Although market chatter suggests the BoJ could start normalising as early as this year, that prospect remains remote. The economy contracted in Q3 2018, underlying inflation is muted, and the government plans to raise the sales tax in October 2019. The last time it increased this tax, a recession ensued, so the BoJ will probably avoid any bold moves ahead of it. Hence, rate differentials between Japan and other economies may stay wide or widen further, which in isolation argues for a weaker yen over time. For the currency to soar, it may require an unexpected pick-up in inflation, or – more realistically – a sustained period of global risk aversion.
Similarly, the Canadian (CAD), Australian (AUD) and New Zealand (NZD) dollars all had a difficult time in 2018 amid struggling commodity prices, a resurgent US dollar and flaring trade tensions between the US and China. Given that these economies are heavily export-orientated, dwindling global trade volumes could impact them severely. For the CAD, collapsing oil prices were crucial too.
The outlook for 2019 depends predominantly on whether the US-China trade negotiations bear fruit or simply fall apart. In early January, optimism that the two trading giants were making progress in ironing out their differences over trade policy prompted an immediate rally in oil and commodity-linked currencies. This suggests the CAD, AUD and NZD stand to gain significantly from any Sino-US trade breakthrough.
In terms of monetary policy, no rate hike is expected by either the Reserve Bank of Australia or the Reserve Bank of New Zealand. In fact, market pricing implies a small probability for a rate cut by both central banks amid slowing growth and sluggish inflation. Odds for a rate increase by the Bank of Canada have also dissipated rapidly, though not completely, following the turmoil that jolted markets in December.

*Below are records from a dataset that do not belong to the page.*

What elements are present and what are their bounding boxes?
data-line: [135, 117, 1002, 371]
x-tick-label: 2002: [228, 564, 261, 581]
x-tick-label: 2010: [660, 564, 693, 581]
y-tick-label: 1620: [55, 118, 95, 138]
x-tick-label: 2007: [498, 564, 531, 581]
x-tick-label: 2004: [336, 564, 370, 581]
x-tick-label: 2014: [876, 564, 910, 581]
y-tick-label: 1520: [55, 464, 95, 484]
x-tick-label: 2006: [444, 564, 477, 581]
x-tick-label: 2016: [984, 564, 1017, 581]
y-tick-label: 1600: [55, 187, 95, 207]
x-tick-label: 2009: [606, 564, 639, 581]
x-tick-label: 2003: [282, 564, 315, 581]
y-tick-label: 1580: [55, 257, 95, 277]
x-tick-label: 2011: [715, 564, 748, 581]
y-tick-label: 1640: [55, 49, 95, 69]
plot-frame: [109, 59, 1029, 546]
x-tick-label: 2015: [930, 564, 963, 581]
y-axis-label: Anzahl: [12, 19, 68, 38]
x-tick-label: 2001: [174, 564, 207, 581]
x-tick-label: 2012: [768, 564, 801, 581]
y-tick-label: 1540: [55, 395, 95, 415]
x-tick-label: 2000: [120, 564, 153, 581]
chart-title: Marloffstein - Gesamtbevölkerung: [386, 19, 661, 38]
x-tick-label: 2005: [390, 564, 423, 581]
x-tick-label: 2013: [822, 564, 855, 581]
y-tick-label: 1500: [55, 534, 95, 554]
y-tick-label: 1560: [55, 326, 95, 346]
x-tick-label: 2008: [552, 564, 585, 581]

At this point in the year, many of the headwinds and uncertainties that determined price action during 2018 have yet to be resolved. As a result, monetary policy normalisation outside the US, which many traders saw as a sure bet at the start of 2018, is looking increasingly precarious in 2019. With growth and inflation in the eurozone and Japan – the world’s second and fourth-largest economic blocs – dwindling again, there’s a real danger that interest rates may not return to positive territory before the next recession. This raises questions about what additional policy tools would be available to central banks when the next downturn strikes, which could well be in 2019. Both economies are highly vulnerable to an escalation in the US’ trade fight, while the eurozone faces additional risks from a no-deal Brexit and from populist European governments upsetting the EU political order.
The risks for the Chinese economy are also tilted to the downside. A profound slowdown in China is likely to hurt the global economy more than the US’, which would likely still outperform the rest of the world even if trade frictions were to intensify. A bigger threat for the dollar than a Fed rate pause and moderating growth could be political instability in the White House, given President Trump’s continued, if not worsening, unpredictable and destabilising behaviour.
However, with US Treasury yields still at relatively high levels, any sustained decline in the dollar is likely to be limited in a risk-off environment. Without a rebound in growth in other parts of the world, the dynamics that came into play in the currency markets in late 2018 could persist well into 2019.